Yes the 6057 is BB, and it sees 20 PSI by ~4400 RPM 

Hi 3071R-GLI
Thanks for the comment to my car as well








That is very nice with 20psi @ 4400rpm







http://****************.com/smile/emthup.gif 



_Modified by JVK at 3:02 PM 12-28-2009_


----------



## 1SlowSLC (May 4, 2003)

USP motorsports has a 6765 on their audi vrt. It seems to do the job well for them. They run 9sec quarter. Look up "USP motorsport audi" either on here or youtube to see some videos.


----------



## snobum (Dec 16, 2005)

hpfreak is running a precision 67mm . and running 540+crank


----------



## JVK (Dec 20, 2009)

*Re: (1SlowSLC)*


_Quote, originally posted by *1SlowSLC* »_USP motorsports has a 6765 on their audi vrt. It seems to do the job well for them. They run 9sec quarter.

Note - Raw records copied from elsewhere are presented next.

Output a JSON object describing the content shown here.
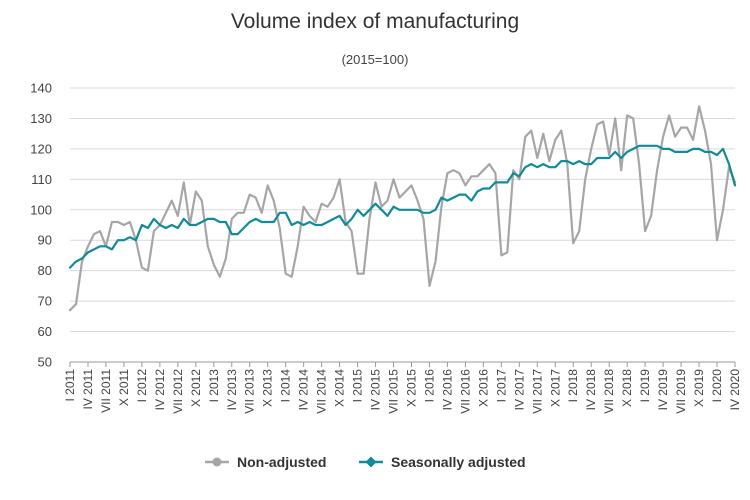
{
  "chart_data": {
    "type": "line",
    "title": "Volume index of manufacturing",
    "subtitle": "(2015=100)",
    "xlabel": "",
    "ylabel": "",
    "ylim": [
      50,
      140
    ],
    "yticks": [
      50,
      60,
      70,
      80,
      90,
      100,
      110,
      120,
      130,
      140
    ],
    "grid": true,
    "legend_position": "bottom-center",
    "x": [
      "I 2011",
      "II 2011",
      "III 2011",
      "IV 2011",
      "V 2011",
      "VI 2011",
      "VII 2011",
      "VIII 2011",
      "IX 2011",
      "X 2011",
      "XI 2011",
      "XII 2011",
      "I 2012",
      "II 2012",
      "III 2012",
      "IV 2012",
      "V 2012",
      "VI 2012",
      "VII 2012",
      "VIII 2012",
      "IX 2012",
      "X 2012",
      "XI 2012",
      "XII 2012",
      "I 2013",
      "II 2013",
      "III 2013",
      "IV 2013",
      "V 2013",
      "VI 2013",
      "VII 2013",
      "VIII 2013",
      "IX 2013",
      "X 2013",
      "XI 2013",
      "XII 2013",
      "I 2014",
      "II 2014",
      "III 2014",
      "IV 2014",
      "V 2014",
      "VI 2014",
      "VII 2014",
      "VIII 2014",
      "IX 2014",
      "X 2014",
      "XI 2014",
      "XII 2014",
      "I 2015",
      "II 2015",
      "III 2015",
      "IV 2015",
      "V 2015",
      "VI 2015",
      "VII 2015",
      "VIII 2015",
      "IX 2015",
      "X 2015",
      "XI 2015",
      "XII 2015",
      "I 2016",
      "II 2016",
      "III 2016",
      "IV 2016",
      "V 2016",
      "VI 2016",
      "VII 2016",
      "VIII 2016",
      "IX 2016",
      "X 2016",
      "XI 2016",
      "XII 2016",
      "I 2017",
      "II 2017",
      "III 2017",
      "IV 2017",
      "V 2017",
      "VI 2017",
      "VII 2017",
      "VIII 2017",
      "IX 2017",
      "X 2017",
      "XI 2017",
      "XII 2017",
      "I 2018",
      "II 2018",
      "III 2018",
      "IV 2018",
      "V 2018",
      "VI 2018",
      "VII 2018",
      "VIII 2018",
      "IX 2018",
      "X 2018",
      "XI 2018",
      "XII 2018",
      "I 2019",
      "II 2019",
      "III 2019",
      "IV 2019",
      "V 2019",
      "VI 2019",
      "VII 2019",
      "VIII 2019",
      "IX 2019",
      "X 2019",
      "XI 2019",
      "XII 2019",
      "I 2020",
      "II 2020",
      "III 2020",
      "IV 2020"
    ],
    "xtick_labels": [
      "I 2011",
      "IV 2011",
      "VII 2011",
      "X 2011",
      "I 2012",
      "IV 2012",
      "VII 2012",
      "X 2012",
      "I 2013",
      "IV 2013",
      "VII 2013",
      "X 2013",
      "I 2014",
      "IV 2014",
      "VII 2014",
      "X 2014",
      "I 2015",
      "IV 2015",
      "VII 2015",
      "X 2015",
      "I 2016",
      "IV 2016",
      "VII 2016",
      "X 2016",
      "I 2017",
      "IV 2017",
      "VII 2017",
      "X 2017",
      "I 2018",
      "IV 2018",
      "VII 2018",
      "X 2018",
      "I 2019",
      "IV 2019",
      "VII 2019",
      "X 2019",
      "I 2020",
      "IV 2020"
    ],
    "series": [
      {
        "name": "Non-adjusted",
        "color": "#a6a6a6",
        "values": [
          67,
          69,
          83,
          88,
          92,
          93,
          88,
          96,
          96,
          95,
          96,
          90,
          81,
          80,
          93,
          95,
          99,
          103,
          98,
          109,
          95,
          106,
          103,
          88,
          82,
          78,
          84,
          97,
          99,
          99,
          105,
          104,
          99,
          108,
          103,
          94,
          79,
          78,
          88,
          101,
          98,
          96,
          102,
          101,
          104,
          110,
          96,
          93,
          79,
          79,
          97,
          109,
          101,
          103,
          110,
          104,
          106,
          108,
          103,
          97,
          75,
          83,
          101,
          112,
          113,
          112,
          108,
          111,
          111,
          113,
          115,
          112,
          85,
          86,
          113,
          110,
          124,
          126,
          117,
          125,
          116,
          123,
          126,
          115,
          89,
          93,
          110,
          120,
          128,
          129,
          118,
          130,
          113,
          131,
          130,
          115,
          93,
          98,
          113,
          124,
          131,
          124,
          127,
          127,
          123,
          134,
          126,
          115,
          90,
          100,
          114,
          109
        ]
      },
      {
        "name": "Seasonally adjusted",
        "color": "#128a98",
        "values": [
          81,
          83,
          84,
          86,
          87,
          88,
          88,
          87,
          90,
          90,
          91,
          90,
          95,
          94,
          97,
          95,
          94,
          95,
          94,
          97,
          95,
          95,
          96,
          97,
          97,
          96,
          96,
          92,
          92,
          94,
          96,
          97,
          96,
          96,
          96,
          99,
          99,
          95,
          96,
          95,
          96,
          95,
          95,
          96,
          97,
          98,
          95,
          97,
          100,
          98,
          100,
          102,
          100,
          98,
          101,
          100,
          100,
          100,
          100,
          99,
          99,
          100,
          104,
          103,
          104,
          105,
          105,
          103,
          106,
          107,
          107,
          109,
          109,
          109,
          112,
          111,
          114,
          115,
          114,
          115,
          114,
          114,
          116,
          116,
          115,
          116,
          115,
          115,
          117,
          117,
          117,
          119,
          117,
          119,
          120,
          121,
          121,
          121,
          121,
          120,
          120,
          119,
          119,
          119,
          120,
          120,
          119,
          119,
          118,
          120,
          115,
          108
        ]
      }
    ]
  }
}
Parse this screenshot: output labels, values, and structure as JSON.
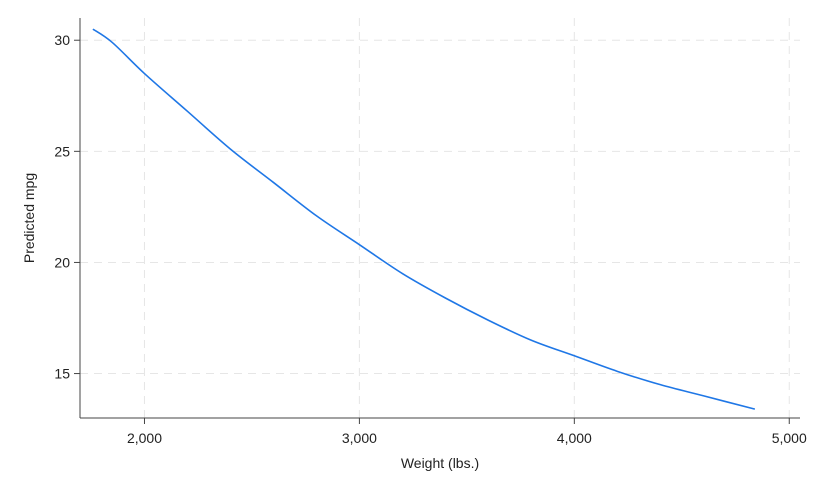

Look up "USP motorsport audi" either on here or youtube to see some videos.

Yeah thanks.
I have looked a lot on this car, very nice project! http://****************.com/smile/emthup.gif 
But i would like to see some other VR6 with this turbo aswell?
Best regards from
jacob


----------



## JVK (Dec 20, 2009)

*Re: (snobum)*


_Quote, originally posted by *snobum* »_hpfreak is running a precision 67mm . and running 540+crank

Sounds cool.
Do you have a link at this VR6?
Thanks!
Jacob.


----------



## snobum (Dec 16, 2005)

*Re: (JVK)*

i dont have a link but do have a few pics


and video of slow shift to 160mph



_Modified by snobum at 2:24 PM 1-2-2010_


----------



## JVK (Dec 20, 2009)

*Re: (snobum)*


_Quote, originally posted by *snobum* »_i dont have a link but do have a few pics


and video of slow shift to 160mph


_Modified by snobum at 2:24 PM 1-2-2010_

Nice pictures and very nice video









How much power is this car running with?
Thank again http://****************.com/smile/emthup.gif


----------



## snobum (Dec 16, 2005)

*Re: (JVK)*

well over 500 at the crank depending on boost


----------



## JVK (Dec 20, 2009)

*Re: (snobum)*


_Quote, originally posted by *snobum* »_well over 500 at the crank depending on boost

Hi Snobum
Sounds great!








Thanks


----------